I just ran across what looks like a subtle bug in how Eloquent transforms a query into its SQL equivalent. My application uses Laravel 8 (we haven't upgraded for reasons outside my control), so perhaps this is fixed in a newer version, but I'm stuck with what I have.
This app tracks inventory (products) and each product has a list of "flags" associated with it in a one-to-many relationship. We get incoming data feeds from multiple sources every day that require updating our own product records. A daily cron job is supposed to check products for any such updates in certain fields, by making a list of products that have any of the relevant flags and then updating them using the new feed data. This is the code for the query that retrieves the products for checking:
$products = Product::whereHas('flags', function ($query) use ($messages) {
foreach ($messages as $message) {
$query->orWhere(function ($query) use ($message) {
$query->where('message', 'LIKE', $message);
$query->where('is_valid', 1);
});
}
})->where('parent_id', '!=', 0)->get();
This query looks like it should retrieve "all products that have a non-empty parent id and there exists a flag that matches the product id AND the flag is valid and its message matches any of the listed ones." The whereHas() condition limits it to flags that match any of the products found by the outer query, which is "all products that have a parent id". This will return a strictly limited subset of products. But some server load issues led me to take a close look at it, and this is the query that MariaDB is actually executing:
select * from `products` where exists
(select * from `flags` where `products`.`id` = `flags`.`product_id` or
((`message` LIKE 'FLAG: [SELF] The attribute \'%\' has changed.' and `is_valid` = 1)

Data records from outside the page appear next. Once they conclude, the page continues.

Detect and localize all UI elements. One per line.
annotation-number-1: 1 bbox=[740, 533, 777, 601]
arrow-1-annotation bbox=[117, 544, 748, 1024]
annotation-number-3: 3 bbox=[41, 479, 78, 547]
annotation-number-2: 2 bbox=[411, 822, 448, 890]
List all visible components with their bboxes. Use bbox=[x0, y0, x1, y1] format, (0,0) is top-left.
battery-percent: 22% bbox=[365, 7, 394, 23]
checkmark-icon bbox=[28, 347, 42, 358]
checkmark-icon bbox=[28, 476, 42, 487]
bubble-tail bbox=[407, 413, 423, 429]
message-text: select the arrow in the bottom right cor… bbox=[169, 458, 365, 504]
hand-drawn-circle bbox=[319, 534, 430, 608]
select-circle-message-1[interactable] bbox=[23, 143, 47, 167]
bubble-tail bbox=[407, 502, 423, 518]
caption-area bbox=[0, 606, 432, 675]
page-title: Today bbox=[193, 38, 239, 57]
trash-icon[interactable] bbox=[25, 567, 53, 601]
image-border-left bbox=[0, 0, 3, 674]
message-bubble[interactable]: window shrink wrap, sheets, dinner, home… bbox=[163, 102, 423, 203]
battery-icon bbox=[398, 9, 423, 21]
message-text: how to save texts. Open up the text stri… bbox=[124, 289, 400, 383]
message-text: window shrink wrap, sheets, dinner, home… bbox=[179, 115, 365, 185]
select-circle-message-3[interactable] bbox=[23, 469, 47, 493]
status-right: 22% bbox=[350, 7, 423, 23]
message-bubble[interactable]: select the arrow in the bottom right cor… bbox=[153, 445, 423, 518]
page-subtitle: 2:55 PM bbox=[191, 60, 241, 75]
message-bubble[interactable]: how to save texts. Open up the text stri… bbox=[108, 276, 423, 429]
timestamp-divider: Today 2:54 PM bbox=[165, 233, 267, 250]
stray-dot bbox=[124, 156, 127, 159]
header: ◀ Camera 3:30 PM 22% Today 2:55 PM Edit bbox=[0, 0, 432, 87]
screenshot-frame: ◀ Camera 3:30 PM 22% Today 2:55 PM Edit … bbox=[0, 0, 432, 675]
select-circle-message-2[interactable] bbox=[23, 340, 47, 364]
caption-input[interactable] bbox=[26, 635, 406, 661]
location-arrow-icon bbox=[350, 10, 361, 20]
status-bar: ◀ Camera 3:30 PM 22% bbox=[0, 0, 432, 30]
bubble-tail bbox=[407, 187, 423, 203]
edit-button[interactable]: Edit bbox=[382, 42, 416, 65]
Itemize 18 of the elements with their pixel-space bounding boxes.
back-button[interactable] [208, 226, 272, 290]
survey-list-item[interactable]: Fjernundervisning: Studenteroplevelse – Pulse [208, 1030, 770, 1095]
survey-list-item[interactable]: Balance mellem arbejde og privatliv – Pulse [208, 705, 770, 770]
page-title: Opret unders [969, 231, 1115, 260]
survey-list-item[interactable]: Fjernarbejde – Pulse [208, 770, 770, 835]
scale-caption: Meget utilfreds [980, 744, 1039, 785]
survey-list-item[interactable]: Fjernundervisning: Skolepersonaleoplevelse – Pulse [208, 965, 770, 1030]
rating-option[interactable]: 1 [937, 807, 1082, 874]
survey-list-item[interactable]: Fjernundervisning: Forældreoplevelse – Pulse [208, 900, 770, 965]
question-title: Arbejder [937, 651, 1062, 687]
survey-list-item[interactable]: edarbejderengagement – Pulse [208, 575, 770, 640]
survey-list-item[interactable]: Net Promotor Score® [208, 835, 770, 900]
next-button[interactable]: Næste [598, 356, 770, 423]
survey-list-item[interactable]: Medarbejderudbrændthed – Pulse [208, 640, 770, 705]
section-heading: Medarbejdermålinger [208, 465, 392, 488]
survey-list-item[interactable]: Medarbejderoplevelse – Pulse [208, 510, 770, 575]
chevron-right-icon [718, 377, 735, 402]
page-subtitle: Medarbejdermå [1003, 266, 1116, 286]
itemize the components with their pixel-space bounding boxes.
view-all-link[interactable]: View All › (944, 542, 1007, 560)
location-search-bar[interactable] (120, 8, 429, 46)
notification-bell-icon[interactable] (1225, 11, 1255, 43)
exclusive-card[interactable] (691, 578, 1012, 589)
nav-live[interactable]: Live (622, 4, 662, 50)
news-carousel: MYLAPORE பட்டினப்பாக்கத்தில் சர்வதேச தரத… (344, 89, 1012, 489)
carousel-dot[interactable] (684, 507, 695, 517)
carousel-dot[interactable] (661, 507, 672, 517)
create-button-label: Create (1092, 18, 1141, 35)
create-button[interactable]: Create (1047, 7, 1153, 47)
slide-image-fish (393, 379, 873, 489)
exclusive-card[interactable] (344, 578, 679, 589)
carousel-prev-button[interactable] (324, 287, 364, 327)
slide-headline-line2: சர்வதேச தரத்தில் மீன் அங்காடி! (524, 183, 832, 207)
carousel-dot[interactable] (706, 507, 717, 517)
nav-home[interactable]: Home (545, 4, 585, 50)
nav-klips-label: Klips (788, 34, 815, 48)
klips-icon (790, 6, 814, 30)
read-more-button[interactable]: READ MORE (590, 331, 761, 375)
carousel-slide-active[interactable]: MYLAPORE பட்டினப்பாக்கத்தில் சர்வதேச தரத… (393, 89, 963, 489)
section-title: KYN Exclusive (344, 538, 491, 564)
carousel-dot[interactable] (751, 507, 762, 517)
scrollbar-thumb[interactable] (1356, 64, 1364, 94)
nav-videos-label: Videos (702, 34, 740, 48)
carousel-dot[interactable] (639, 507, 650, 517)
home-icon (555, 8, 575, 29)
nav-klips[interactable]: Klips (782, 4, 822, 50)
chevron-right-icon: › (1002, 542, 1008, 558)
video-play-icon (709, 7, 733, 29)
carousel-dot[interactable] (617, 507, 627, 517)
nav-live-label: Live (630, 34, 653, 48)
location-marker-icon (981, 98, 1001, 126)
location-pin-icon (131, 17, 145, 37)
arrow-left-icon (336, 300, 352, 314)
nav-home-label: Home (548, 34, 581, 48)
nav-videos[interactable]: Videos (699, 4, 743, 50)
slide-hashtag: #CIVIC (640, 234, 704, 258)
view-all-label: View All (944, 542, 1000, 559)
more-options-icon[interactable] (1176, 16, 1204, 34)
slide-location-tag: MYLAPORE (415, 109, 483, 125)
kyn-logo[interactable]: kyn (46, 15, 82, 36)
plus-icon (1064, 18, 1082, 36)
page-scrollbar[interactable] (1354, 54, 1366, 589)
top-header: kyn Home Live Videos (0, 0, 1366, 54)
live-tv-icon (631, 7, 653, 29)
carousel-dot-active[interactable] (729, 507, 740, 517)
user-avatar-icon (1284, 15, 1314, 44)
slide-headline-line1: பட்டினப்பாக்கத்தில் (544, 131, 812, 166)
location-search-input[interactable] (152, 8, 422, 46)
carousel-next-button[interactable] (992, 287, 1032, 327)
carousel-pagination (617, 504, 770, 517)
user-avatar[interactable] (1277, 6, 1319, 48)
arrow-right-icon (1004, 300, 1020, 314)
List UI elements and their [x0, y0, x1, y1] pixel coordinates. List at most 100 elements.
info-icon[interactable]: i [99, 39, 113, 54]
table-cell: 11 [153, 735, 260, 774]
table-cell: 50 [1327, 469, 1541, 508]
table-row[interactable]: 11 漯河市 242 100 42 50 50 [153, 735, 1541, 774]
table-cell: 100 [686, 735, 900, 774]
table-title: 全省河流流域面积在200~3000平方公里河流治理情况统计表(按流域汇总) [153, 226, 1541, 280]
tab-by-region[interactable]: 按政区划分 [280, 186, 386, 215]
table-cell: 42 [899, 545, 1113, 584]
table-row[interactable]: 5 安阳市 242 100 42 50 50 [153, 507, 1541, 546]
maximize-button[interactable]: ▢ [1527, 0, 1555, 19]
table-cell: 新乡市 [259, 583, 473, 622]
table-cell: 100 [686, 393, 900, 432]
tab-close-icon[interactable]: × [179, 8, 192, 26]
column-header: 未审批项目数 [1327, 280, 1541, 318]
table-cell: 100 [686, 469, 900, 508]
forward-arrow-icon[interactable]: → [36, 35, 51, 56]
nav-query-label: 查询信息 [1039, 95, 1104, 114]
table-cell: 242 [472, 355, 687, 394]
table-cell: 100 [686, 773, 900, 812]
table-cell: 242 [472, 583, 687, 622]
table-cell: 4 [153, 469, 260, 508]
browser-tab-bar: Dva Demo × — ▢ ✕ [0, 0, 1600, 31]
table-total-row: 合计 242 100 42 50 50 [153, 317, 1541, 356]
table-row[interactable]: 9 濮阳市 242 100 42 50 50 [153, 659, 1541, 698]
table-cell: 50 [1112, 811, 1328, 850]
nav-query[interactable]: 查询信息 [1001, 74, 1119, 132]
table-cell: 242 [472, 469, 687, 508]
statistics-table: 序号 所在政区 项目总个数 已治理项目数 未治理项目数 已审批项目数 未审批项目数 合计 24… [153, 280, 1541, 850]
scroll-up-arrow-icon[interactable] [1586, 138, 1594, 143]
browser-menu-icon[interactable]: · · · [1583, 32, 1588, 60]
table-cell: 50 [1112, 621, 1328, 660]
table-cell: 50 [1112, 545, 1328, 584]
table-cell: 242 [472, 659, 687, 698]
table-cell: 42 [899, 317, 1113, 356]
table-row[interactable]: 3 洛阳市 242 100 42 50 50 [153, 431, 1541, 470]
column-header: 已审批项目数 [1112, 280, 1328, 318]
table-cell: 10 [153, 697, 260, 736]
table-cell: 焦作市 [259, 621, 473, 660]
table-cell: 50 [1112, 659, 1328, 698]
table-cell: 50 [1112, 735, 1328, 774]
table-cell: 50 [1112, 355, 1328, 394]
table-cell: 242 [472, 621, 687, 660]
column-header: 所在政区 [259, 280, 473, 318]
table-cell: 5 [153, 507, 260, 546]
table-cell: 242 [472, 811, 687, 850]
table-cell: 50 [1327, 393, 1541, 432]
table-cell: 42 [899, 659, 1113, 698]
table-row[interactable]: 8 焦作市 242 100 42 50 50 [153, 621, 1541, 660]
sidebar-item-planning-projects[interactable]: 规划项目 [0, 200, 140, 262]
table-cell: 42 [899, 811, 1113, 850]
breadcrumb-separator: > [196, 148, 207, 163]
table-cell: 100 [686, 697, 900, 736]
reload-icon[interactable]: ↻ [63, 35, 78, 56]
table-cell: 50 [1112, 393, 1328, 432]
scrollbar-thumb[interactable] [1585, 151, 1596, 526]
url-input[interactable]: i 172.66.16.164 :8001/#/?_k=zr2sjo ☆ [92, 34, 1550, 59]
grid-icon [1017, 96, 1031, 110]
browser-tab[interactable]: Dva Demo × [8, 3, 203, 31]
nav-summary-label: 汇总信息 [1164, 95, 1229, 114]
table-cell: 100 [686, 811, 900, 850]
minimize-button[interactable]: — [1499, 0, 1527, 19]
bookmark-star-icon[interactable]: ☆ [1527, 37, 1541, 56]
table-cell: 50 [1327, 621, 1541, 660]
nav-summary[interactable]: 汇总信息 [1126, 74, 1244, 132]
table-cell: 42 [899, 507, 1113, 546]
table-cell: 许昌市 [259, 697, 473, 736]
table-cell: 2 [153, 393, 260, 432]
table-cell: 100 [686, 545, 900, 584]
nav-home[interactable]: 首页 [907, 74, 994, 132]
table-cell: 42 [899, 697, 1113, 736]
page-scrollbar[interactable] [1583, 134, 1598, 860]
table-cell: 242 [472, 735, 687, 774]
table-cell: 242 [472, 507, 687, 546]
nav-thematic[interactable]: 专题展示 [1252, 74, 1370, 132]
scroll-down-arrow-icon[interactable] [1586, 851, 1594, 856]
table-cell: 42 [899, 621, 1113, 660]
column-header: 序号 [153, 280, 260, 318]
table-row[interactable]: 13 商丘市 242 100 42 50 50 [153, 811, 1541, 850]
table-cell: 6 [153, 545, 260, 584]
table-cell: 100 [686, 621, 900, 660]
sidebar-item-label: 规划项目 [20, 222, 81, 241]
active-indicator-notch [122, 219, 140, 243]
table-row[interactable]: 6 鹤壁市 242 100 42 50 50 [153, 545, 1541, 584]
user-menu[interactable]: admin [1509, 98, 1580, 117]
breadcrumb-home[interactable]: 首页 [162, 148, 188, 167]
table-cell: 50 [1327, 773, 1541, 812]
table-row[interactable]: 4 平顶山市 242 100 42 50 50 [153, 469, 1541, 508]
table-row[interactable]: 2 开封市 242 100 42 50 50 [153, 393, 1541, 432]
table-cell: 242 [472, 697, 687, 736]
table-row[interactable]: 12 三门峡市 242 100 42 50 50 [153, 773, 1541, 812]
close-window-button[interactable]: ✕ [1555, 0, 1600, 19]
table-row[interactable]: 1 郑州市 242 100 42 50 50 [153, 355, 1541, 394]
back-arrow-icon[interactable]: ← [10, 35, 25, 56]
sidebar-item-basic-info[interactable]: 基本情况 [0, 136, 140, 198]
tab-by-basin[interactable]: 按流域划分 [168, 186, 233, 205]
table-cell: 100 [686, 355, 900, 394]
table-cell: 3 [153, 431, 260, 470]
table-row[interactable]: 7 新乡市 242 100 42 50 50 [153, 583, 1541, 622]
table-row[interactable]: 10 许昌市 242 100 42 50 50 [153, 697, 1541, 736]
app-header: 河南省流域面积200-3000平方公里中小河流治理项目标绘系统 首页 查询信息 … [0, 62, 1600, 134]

or (`message` LIKE 'FLAG: [SELF] The attribute \'%\' is new.' and `is_valid` = 1)
or (`message` LIKE 'FLAG: The attribute \'%\' has changed.' and `is_valid` = 1) or
(`message` LIKE 'FLAG: This product has been reassigned from master%' and `is_valid` = 1) or
(`message` LIKE 'FLAG: The attribute \'image_large\' is new%' and `is_valid` = 1) or
(`message` LIKE 'FLAG: The attribute \'image_small\' is new%' and `is_valid` = 1)))
and `parent_id` != 0 and `products`.`deleted_at` is null
In English, I read this as "all products that have a non-empty parent id and there exists a flag such that its product id matches the product id OR the flag is valid and its message matches any of the listed ones." That subquery will be true for every product, which means it's checking the whole flags table for every matching product, and the only effective limit on the result set is the parent_id condition. Turns out that's a real cpu-killer when you've got more than half a million such records in the Products table, and several million valid flags in the Flags table.
Why are the two conditions on the 'flags' subquery - (product id matches) and (the "matches message" criteria) - joined by an OR instead of an AND, as I would expect from the Eloquent query code? Can I quickly rewrite this query to do what I want it to, or do I have to resort to something like getting the list of (parent id is not empty) products and then checking those for any of the target flags with a foreach loop?